Loot box odds forced to be included in video games
As lawmakers apply pressure on the video game industry, publishers and console makers respond
A global debate exists regarding the status of loot boxes, the surprise containers in certain video games that can offer anything from character avatars and apparel to special weapons to give the character an advantage of his or her enemies. At the heart of the issue is whether or not the loot boxes, which are purchased without any knowledge of what they hold, are a form of gambling. Some say yes, some say no and the gaming community, in general, has been fighting to keep loot boxes from being policed. That fight has failed.

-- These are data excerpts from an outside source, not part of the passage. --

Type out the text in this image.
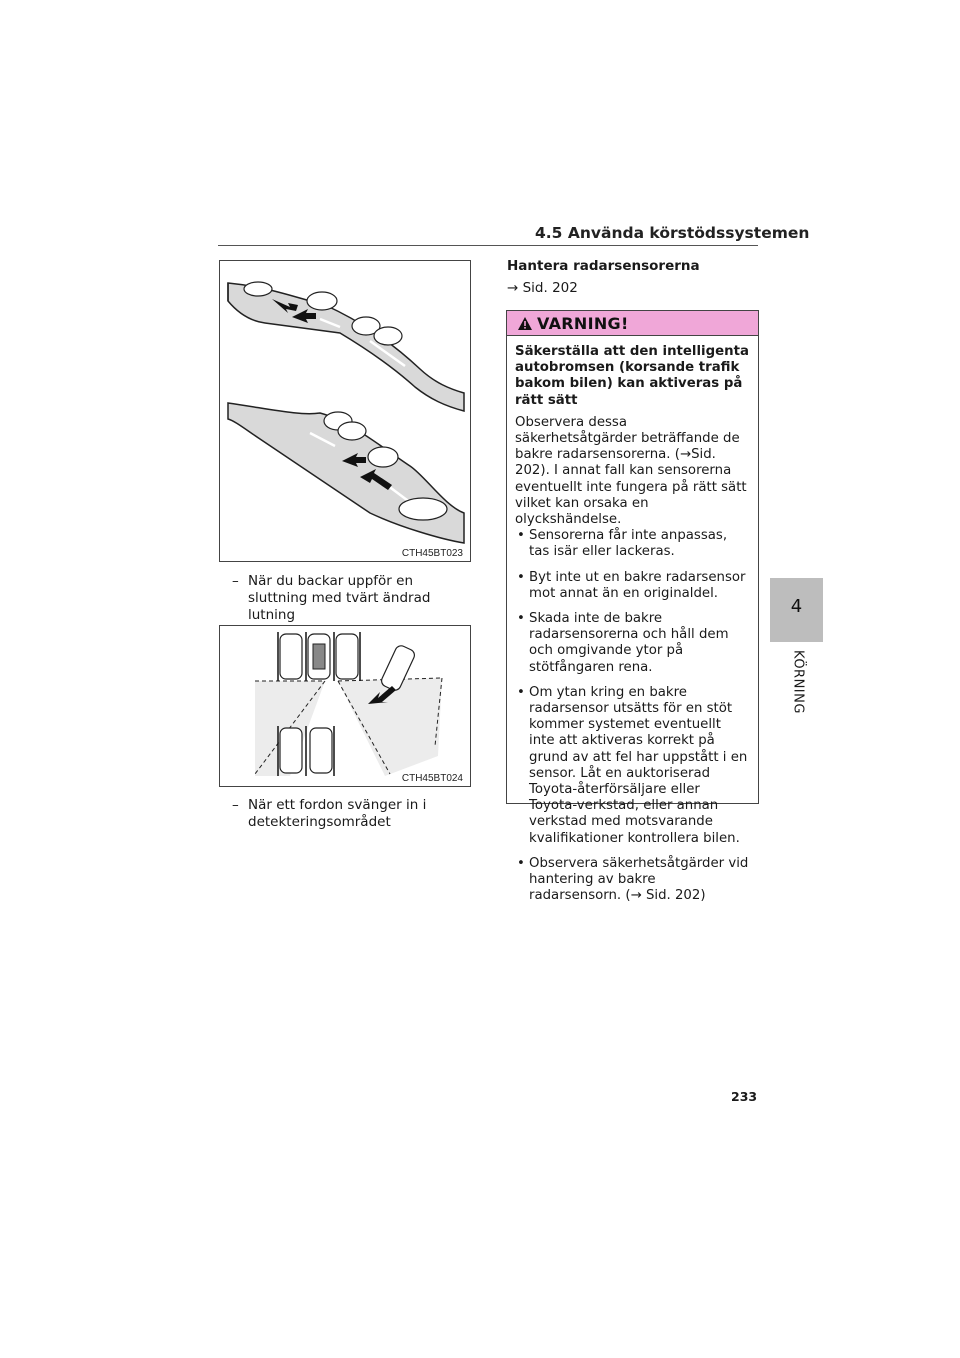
4.5 Använda körstödssystemen
CTH45BT023
– När du backar uppför en sluttning med tvärt ändrad lutning
CTH45BT024
– När ett fordon svänger in i detekteringsområdet
Hantera radarsensorerna
→ Sid. 202
VARNING!
Säkerställa att den intelligenta autobromsen (korsande trafik bakom bilen) kan aktiveras på rätt sätt

Observera dessa säkerhetsåtgärder beträffande de bakre radarsensorerna. (→Sid. 202). I annat fall kan sensorerna eventuellt inte fungera på rätt sätt vilket kan orsaka en olyckshändelse.

• Sensorerna får inte anpassas, tas isär eller lackeras.
• Byt inte ut en bakre radarsensor mot annat än en originaldel.
• Skada inte de bakre radarsensorerna och håll dem och omgivande ytor på stötfångaren rena.
• Om ytan kring en bakre radarsensor utsätts för en stöt kommer systemet eventuellt inte att aktiveras korrekt på grund av att fel har uppstått i en sensor. Låt en auktoriserad Toyota-återförsäljare eller Toyota-verkstad, eller annan verkstad med motsvarande kvalifikationer kontrollera bilen.
• Observera säkerhetsåtgärder vid hantering av bakre radarsensorn. (→ Sid. 202)
4
KÖRNING
233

Regulators in the US have started to come down on console makers and publishers regarding the loot boxes and the companies have relented. In an effort to avoid forced regulations, many have voluntarily decided to make changes to the loot box system in order to keep it player-friendly. Sony, Nintendo and Microsoft are now going to require disclosures on new and updated games that contain randomized loot boxes. Video game publishers, including Activision Blizzard, Take-Two Interactive, Bandai Namco and others, are going to take a similar approach with their games.
EA Games is also included in that group, marking a significant flip on its previous stance. The company has been adamantly opposed to anything that closely resembled loot box regulation and has even gone so far as to defy laws in some anti-loot box European countries, continuing to allow the offerings to exist. Now, it has relented and will try to make regulators happy.